- Didi’s American Depository Shares will convert into tradeable shares in Hong Kong.
- Didi went ahead with a US listing in June, despite a data-security review by China regulator.
- Earlier this year, China ordered app stores to remove Didi apps after finding the company collected data illegally.
Didi, the largest ride-hailing provider in China, said it will delist from the New York Stock Exchange and move its shares to the Hong Kong Stock Exchange, bowing to months of pressure from the Chinese government.
The company said in a statement that its board of directors authorized and supports Didi pursuing the necessary procedures to delist its American Depository Shares from the NYSE.
Didi noted that the ADSs “will be convertible into freely tradable shares of the Company on another internationally recognized stock exchange at the election of ADS holders.” The directors authorized the company to pursue a listing of its Class A ordinary shares on the main board of the Hong Kong Stock Exchange, according to the statement.
Last month, the Cyberspace Administration of China asked Didi to delist from the US exchange out of concern over possible leaks of sensitive data, Bloomberg News reported.

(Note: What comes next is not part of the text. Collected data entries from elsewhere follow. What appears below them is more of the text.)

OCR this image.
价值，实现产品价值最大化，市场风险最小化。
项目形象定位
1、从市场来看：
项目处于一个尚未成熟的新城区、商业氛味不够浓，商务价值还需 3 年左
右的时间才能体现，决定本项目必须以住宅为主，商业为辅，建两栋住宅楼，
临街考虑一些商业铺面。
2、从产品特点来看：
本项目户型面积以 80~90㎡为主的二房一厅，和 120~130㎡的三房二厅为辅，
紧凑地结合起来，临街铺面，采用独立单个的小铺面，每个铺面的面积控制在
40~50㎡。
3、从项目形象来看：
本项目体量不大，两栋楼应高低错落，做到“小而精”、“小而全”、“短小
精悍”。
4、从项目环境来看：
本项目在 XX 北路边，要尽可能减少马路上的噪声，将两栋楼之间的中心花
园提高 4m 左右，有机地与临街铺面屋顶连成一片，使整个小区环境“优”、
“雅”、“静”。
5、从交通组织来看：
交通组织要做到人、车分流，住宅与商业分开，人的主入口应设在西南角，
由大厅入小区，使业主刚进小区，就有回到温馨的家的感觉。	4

Authorities have hounded the company since it went ahead with a New York listing in June, despite the Cyberspace Administration of China urging the company to put the offering on hold while a review of its data practices was conducted, Reuters reported.
Soon after, the CAC launched an investigation into Didi over its collection and use of personal data. It said data had been collected illegally and ordered app stores to remove 25 mobile apps operated by Didi.